Pendapat yang muncul adalah interpretasi pribadi penulis dan tidak dimaksudkan sebagai nasihat investasi, rekomendasi akademik, apalagi panduan etika profesional.
AI digunakan sebagai alat bantu dalam penyuntingan, namun seluruh arah, nuansa, dan keputusan editorial tetap berada di tangan penulis. Seperti rasa yang campur aduk dari mencampur nasi goreng teri + kuah tekwan + lasagna dalam satu piring yang absurd, dan senyum getir di setiap kunyahan, tetap 100% manusia yang merasakan.

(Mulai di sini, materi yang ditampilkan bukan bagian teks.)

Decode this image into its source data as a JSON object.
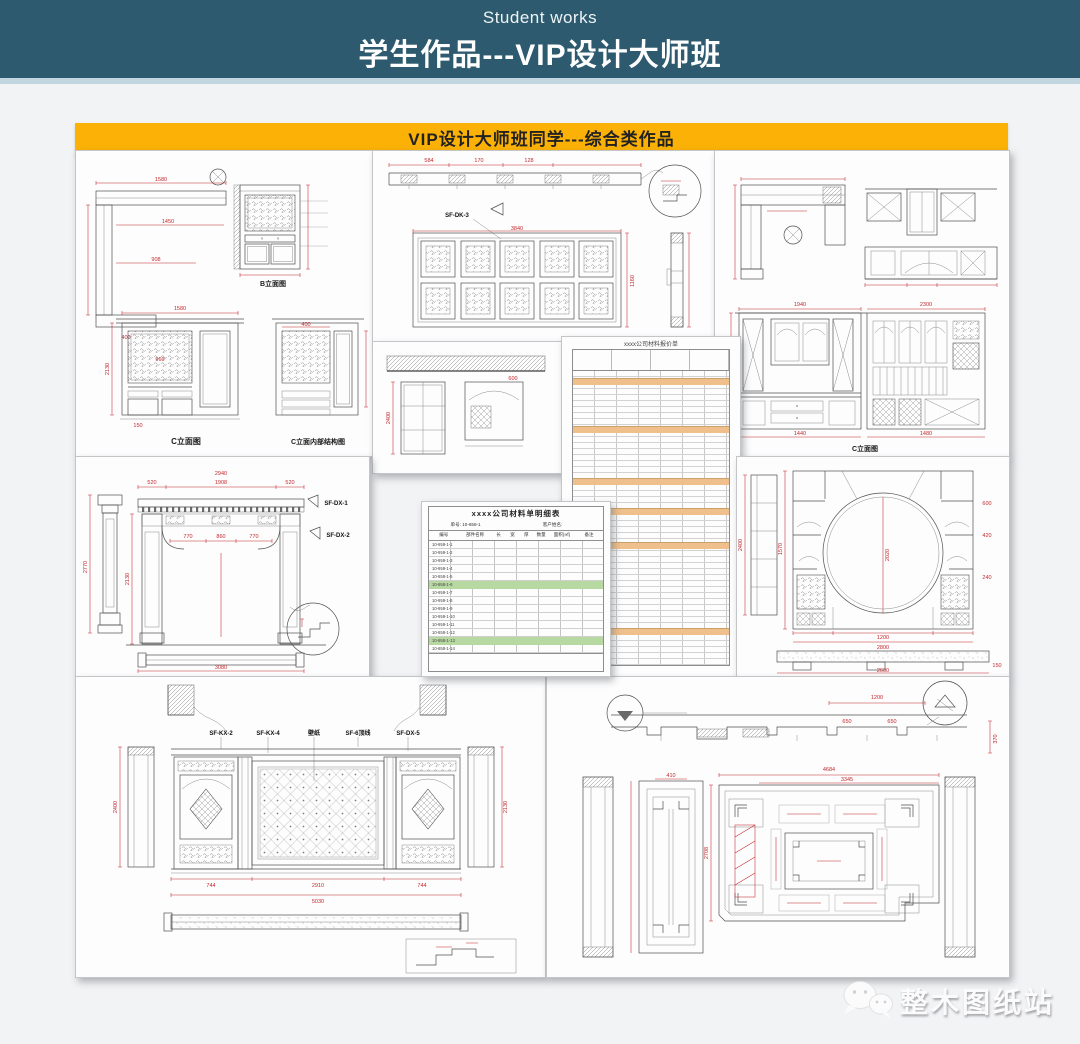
{
  "header": {
    "subtitle": "Student works",
    "title": "学生作品---VIP设计大师班"
  },
  "banner": {
    "title": "VIP设计大师班同学---综合类作品"
  },
  "colors": {
    "header_bg": "#2d5a6e",
    "header_accent": "#c2d6e0",
    "banner_bg": "#fbb105",
    "page_bg": "#f2f3f5",
    "dim_red": "#c3272b",
    "cad_line": "#4f4f4f",
    "table_orange": "#f0c08c",
    "table_green": "#b8d8a2"
  },
  "watermark": {
    "label": "整木图纸站",
    "icon": "wechat-icon"
  },
  "panels": {
    "top_left": {
      "caption_b": "B立面图",
      "caption_c": "C立面图",
      "caption_ci": "C立面内部结构图",
      "dims": [
        "1580",
        "1450",
        "908",
        "400",
        "1580",
        "2130",
        "960",
        "150"
      ]
    },
    "top_middle": {
      "label": "SF-DK-3",
      "dims": [
        "3840",
        "584",
        "170",
        "128",
        "1160"
      ]
    },
    "top_right": {
      "caption": "C立面图",
      "dims": [
        "1940",
        "2300",
        "2710",
        "1440",
        "1480"
      ]
    },
    "portal": {
      "label_1": "SF-DX-1",
      "label_2": "SF-DX-2",
      "dims": [
        "2940",
        "520",
        "1908",
        "520",
        "2770",
        "2130",
        "770",
        "860",
        "770",
        "3080"
      ]
    },
    "wall_section": {
      "dims": [
        "2400",
        "600"
      ]
    },
    "quote_sheet": {
      "title": "xxxx公司材料报价单"
    },
    "material_table": {
      "title": "xxxx公司材料单明细表",
      "order_no": "单号: 10-658-1",
      "customer": "客户姓名:",
      "headers": [
        "编号",
        "部件名称",
        "长",
        "宽",
        "厚",
        "数量",
        "面积(㎡)",
        "备注"
      ],
      "codes": [
        "10-658-1-1",
        "10-658-1-2",
        "10-658-1-3",
        "10-658-1-4",
        "10-658-1-5",
        "10-658-1-6",
        "10-658-1-7",
        "10-658-1-8",
        "10-658-1-9",
        "10-658-1-10",
        "10-658-1-11",
        "10-658-1-12",
        "10-658-1-13",
        "10-658-1-14"
      ]
    },
    "moon_gate": {
      "dims": [
        "2400",
        "1570",
        "2020",
        "1200",
        "2800",
        "2600",
        "150",
        "600",
        "420",
        "240"
      ]
    },
    "tv_wall": {
      "label_kx2": "SF-KX-2",
      "label_kx4": "SF-KX-4",
      "label_wallpaper": "壁纸",
      "label_top": "SF-6顶线",
      "label_dx": "SF-DX-5",
      "dims": [
        "5030",
        "744",
        "2910",
        "744",
        "2400",
        "2130"
      ]
    },
    "ceiling": {
      "dims": [
        "4684",
        "3345",
        "2708",
        "410",
        "1200",
        "370",
        "650",
        "650"
      ]
    }
  }
}
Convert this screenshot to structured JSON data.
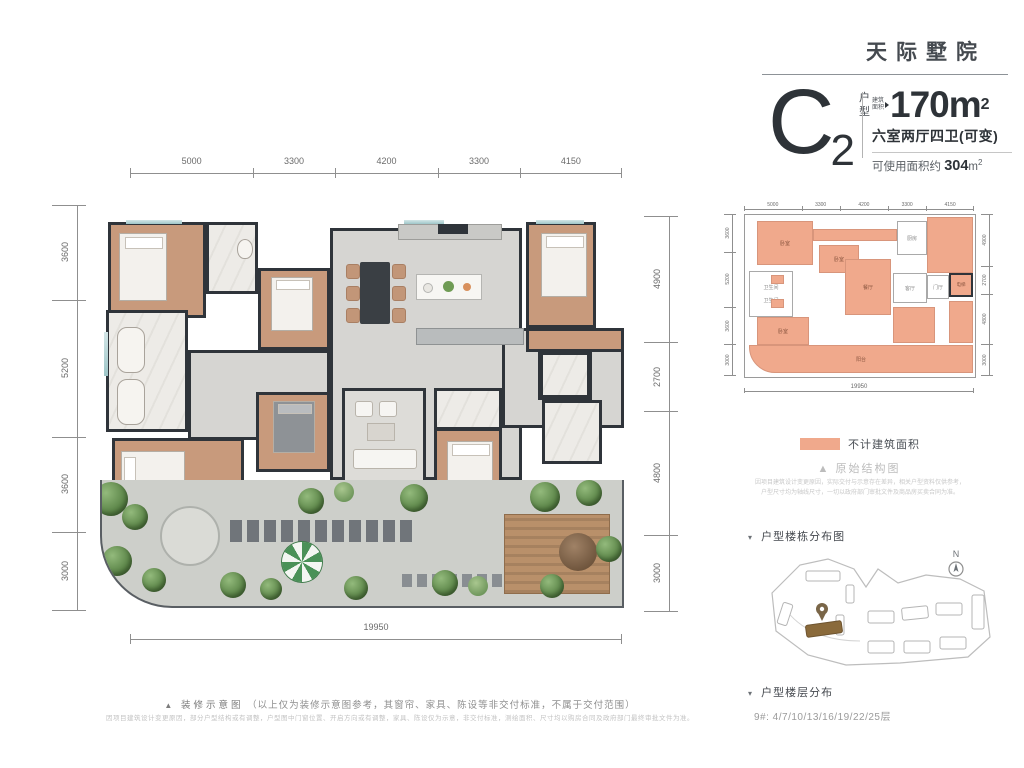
{
  "brand": {
    "title": "天际墅院"
  },
  "unit_card": {
    "type_letter": "C",
    "type_number": "2",
    "type_tag_1": "户",
    "type_tag_2": "型",
    "area_tag_1": "建筑",
    "area_tag_2": "面积",
    "area_main": "170m",
    "area_sup": "2",
    "rooms_line": "六室两厅四卫(可变)",
    "usable_prefix": "可使用面积约 ",
    "usable_value": "304",
    "usable_unit": "m",
    "usable_sup": "2"
  },
  "floor_plan": {
    "dims_top": [
      "5000",
      "3300",
      "4200",
      "3300",
      "4150"
    ],
    "dims_left": [
      "3600",
      "5200",
      "3600",
      "3000"
    ],
    "dims_right": [
      "4900",
      "2700",
      "4800",
      "3000"
    ],
    "dim_bottom": "19950"
  },
  "structure_panel": {
    "legend_label": "不计建筑面积",
    "legend_color": "#f0a98c",
    "marker": "▲",
    "title": "原始结构图",
    "note_line1": "因项目建筑设计变更原因，实际交付与示意存在差异，相关户型资料仅供参考，",
    "note_line2": "户型尺寸均为轴线尺寸，一切以政府部门审批文件及商品房买卖合同为准。",
    "mini_dims_top": [
      "5000",
      "3300",
      "4200",
      "3300",
      "4150"
    ],
    "mini_dims_left": [
      "3600",
      "5200",
      "3600",
      "3000"
    ],
    "mini_dims_right": [
      "4900",
      "2700",
      "4800",
      "3000"
    ],
    "mini_dim_bottom": "19950",
    "rooms": {
      "bed_tl": "卧室",
      "bed_ml": "卧室",
      "bed_bl": "卧室",
      "bath_1": "卫生间",
      "bath_2": "卫生间",
      "dining": "餐厅",
      "kitchen": "厨房",
      "living": "客厅",
      "foyer": "门厅",
      "elevator": "电梯",
      "balcony": "阳台"
    }
  },
  "site_panel": {
    "marker": "▾",
    "title": "户型楼栋分布图",
    "compass": "N"
  },
  "floors_panel": {
    "marker": "▾",
    "title": "户型楼层分布",
    "floors": "9#: 4/7/10/13/16/19/22/25层"
  },
  "footer": {
    "marker": "▲",
    "title": "装修示意图",
    "note": "（以上仅为装修示意图参考，其窗帘、家具、陈设等非交付标准，不属于交付范围）",
    "fine_print": "因项目建筑设计变更原因，部分户型结构或有调整，户型图中门窗位置、开启方向或有调整，家具、陈设仅为示意，非交付标准，测绘面积、尺寸均以购房合同及政府部门最终审批文件为准。"
  },
  "colors": {
    "wall": "#2f343a",
    "wood_floor": "#c89a7c",
    "tile_floor": "#d6d5d2",
    "marble_floor": "#edebe7",
    "greenery": "#557f42",
    "salmon_area": "#f0a98c",
    "highlight_building": "#8a6a3b"
  }
}
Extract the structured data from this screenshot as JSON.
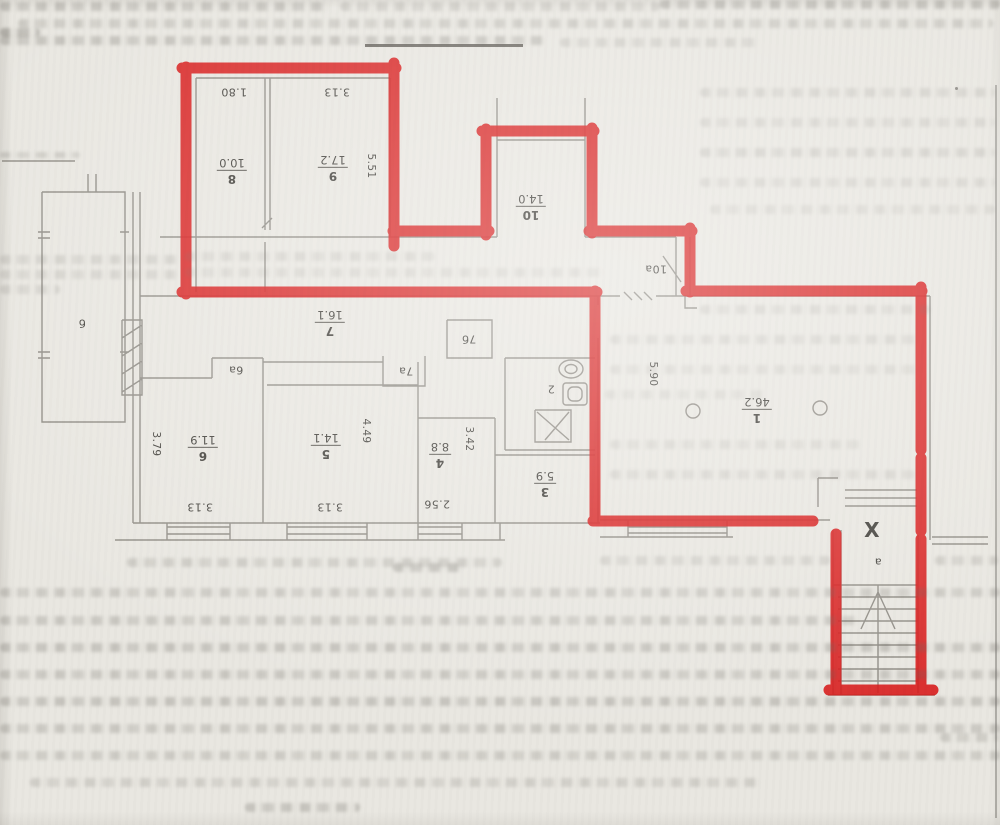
{
  "plan_labels": {
    "room_fractions": [
      {
        "number": "8",
        "area": "10.0"
      },
      {
        "number": "9",
        "area": "17.2"
      },
      {
        "number": "10",
        "area": "14.0"
      },
      {
        "number": "7",
        "area": "16.1"
      },
      {
        "number": "6",
        "area": "11.9"
      },
      {
        "number": "5",
        "area": "14.1"
      },
      {
        "number": "4",
        "area": "8.8"
      },
      {
        "number": "3",
        "area": "5.9"
      },
      {
        "number": "1",
        "area": "46.2"
      }
    ],
    "plain": [
      "1.80",
      "3.13",
      "2",
      "10а",
      "6а",
      "7а",
      "7б",
      "б",
      "а",
      "3.13",
      "3.13",
      "2.56",
      "X"
    ],
    "vertical_dims": [
      "5.51",
      "5.90",
      "4.49",
      "3.42",
      "3.79"
    ]
  },
  "annotation": {
    "marker_color": "#d81d1d"
  }
}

Seperti investor yang boleh memakai robot trading dengan algoritma yang di-coding dengan bantuan AI, tapi tetap harus menanggung kerugian atas volatilitas pasar, penulis memanfaatkan teknologi tanpa lupa bahwa empati, refleksi, dan humor tidak bisa diotomatisasi.
Jika ada kesamaan nama, menu prasmanan, atau perilaku penumpang Commuter Line—itu murni kebetulan dan bukan sindiran langsung.
Harap membaca dengan hati ringan, pikiran terbuka, dan sense of humor yang cukup kuat untuk bertahan sampai stasiun terakhir.
🎭 Keanehan Multiverse di Dalam Piring
Secara gastronomi, mencampur nasi goreng teri + kuah tekwan + lasagna itu seperti:
- Menyuruh italian chef kerja sama dengan ibu-ibu komplek dan abang-abang pedagang pempek Palembang dalam satu proyek trans-culinary-discipline.
- Atau seperti paper multi-disiplin yang memaksa ekonometrika, semiotika, dan filsafat Jawa masuk ke dalam satu paragraf.
Tidak salah, tapi aduh… apa apaan ini?
📉 Bias-Bias yang Menjelaskan Kenapa Kita Melakukannya
Kombinasi ini sebenarnya bukan soal lapar. Ini soal behavioral economics.
✔️ Choice Overload
Terlalu banyak pilihan → otak panik → akhirnya ambil semuanya.
Mirip investor yang beli 12 saham “biar aman,” padahal makin bingung sendiri.
✔️ Loss Aversion (versi prasmanan)
Takut rugi kalau tidak mencoba.
“Kalau lasagna enak dan aku kelewatan, bisa menyesal seumur hidup nanti.”
✔️ Sunk Cost Fallacy
Sudah antre panjang → “ya udah lah ambil aja semua, masa cuma tekwan doang?”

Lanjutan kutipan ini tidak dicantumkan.